Dubai-based hotel group currently has 22 hotels under its brand

PHOTO: Jumeirah Group currently has 22 hotels under its brand. Credit: File photo

Jumeirah Group, the Dubai-based hotel operator, plans to almost double its portfolio of hotels within the next three years, its president, Gerald Lawless, has said.

The Group, which currently has 22 hotels under its brand – both owned and managed – in markets as diverse as the UAE, Kuwait, China, Britain and Italy, will open one or two hotels in 2015, Lawless told Reuters. A further 20 will be opened by 2018.

While he declined to name locations, it is known that Jumeriah Group is in the process of opening a hotel in the Russian city of St Petersburg, and that it is actively looking for opportunities in Moscow, the Reuters report said.

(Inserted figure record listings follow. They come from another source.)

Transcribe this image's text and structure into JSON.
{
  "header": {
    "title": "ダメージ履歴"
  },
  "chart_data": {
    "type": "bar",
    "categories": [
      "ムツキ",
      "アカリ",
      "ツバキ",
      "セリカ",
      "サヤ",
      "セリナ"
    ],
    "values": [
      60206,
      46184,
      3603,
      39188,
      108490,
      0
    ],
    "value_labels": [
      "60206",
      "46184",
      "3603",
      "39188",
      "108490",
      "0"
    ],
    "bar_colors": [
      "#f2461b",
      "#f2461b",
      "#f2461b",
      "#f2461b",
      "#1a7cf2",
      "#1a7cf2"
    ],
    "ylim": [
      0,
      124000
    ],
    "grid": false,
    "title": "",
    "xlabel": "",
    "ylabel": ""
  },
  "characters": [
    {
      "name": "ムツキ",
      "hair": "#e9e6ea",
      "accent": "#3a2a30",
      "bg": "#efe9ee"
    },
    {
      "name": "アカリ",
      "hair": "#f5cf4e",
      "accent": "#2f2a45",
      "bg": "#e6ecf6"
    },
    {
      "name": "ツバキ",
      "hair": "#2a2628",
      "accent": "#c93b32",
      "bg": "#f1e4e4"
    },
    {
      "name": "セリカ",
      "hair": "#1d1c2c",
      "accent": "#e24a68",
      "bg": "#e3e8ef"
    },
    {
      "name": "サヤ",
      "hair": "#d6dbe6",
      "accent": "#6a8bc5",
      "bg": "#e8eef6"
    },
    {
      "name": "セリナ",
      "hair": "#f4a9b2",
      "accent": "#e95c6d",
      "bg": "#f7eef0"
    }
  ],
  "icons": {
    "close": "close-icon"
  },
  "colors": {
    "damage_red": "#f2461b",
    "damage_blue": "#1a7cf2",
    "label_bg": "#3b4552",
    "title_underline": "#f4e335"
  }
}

The timing of his statement comes as a surprise given the ongoing geopolitical and economic tensions around the world. Russia’s economy is widely forecast to shrink this year in the face of sliding oil prices and Western sanctions over the Ukraine crisis. A large percentage of Dubai’s tourism market is made up of Russian visitors.

However, Lawless remained confident that his company wouldn’t be seriously affected by these events, pointing out that the target market for Jumeirah Group were wealthier Russians who would be less affected by economic problems.

He added that Jumeirah wouldn’t be seriously affected by economic troubles in the Eurozone as there were still a healthy amount of tourists arriving from several European countries.

According to figures released by Emaar in 2014, five star hotel rooms account for up to 62% of the total branded hotel inventory in Dubai. Half the upcoming inventory is also in the upscale category.

Filippo Sona, head of hotels at Colliers International’s MENA operations, told Big Project ME that Dubai has the highest demand for hotels in the UAE. In 2013 alone, the city’s hotels registered 18.1 million room nights. In next place was Abu Dhabi, with a mere five million room nights.

However, he pointed out that there was a clear shift in demand for luxury accommodation in the city, with more and more tourists and travellers looking at budget options.

“Market analysis suggests two and three star hotels contribute approximately 22% of room nights in the UAE,” Sona said. “In Sharjah, two and three star hotels contribute approximately 39% of room nights.

“Two and three star hotels in the UAE have experienced higher occupancies than four and five star hotels,” Sona reveals. “With the expected increase in the number of visitors in the region, two and three star hotels can expect a similar increase in demand in the coming years.

Sona added that he expected the two and three star hotel market in the UAE to pick up in the coming years, especially in light of Expo 2020, which could see increased business-orientated travel from Europe, Africa, China, South East Asia and the Indian subcontinent.

“The two- and three-star hotel market in the UAE mainly attracts corporate demand from Southeast Asian countries and Arab states such as Egypt, Jordan and Kuwait. The leisure market has been growing too, as more price-sensitive visitors from Asia, Eastern Europe and Commonwealth of Independent States (CIS) countries prefer staying in Dubai on a budget.”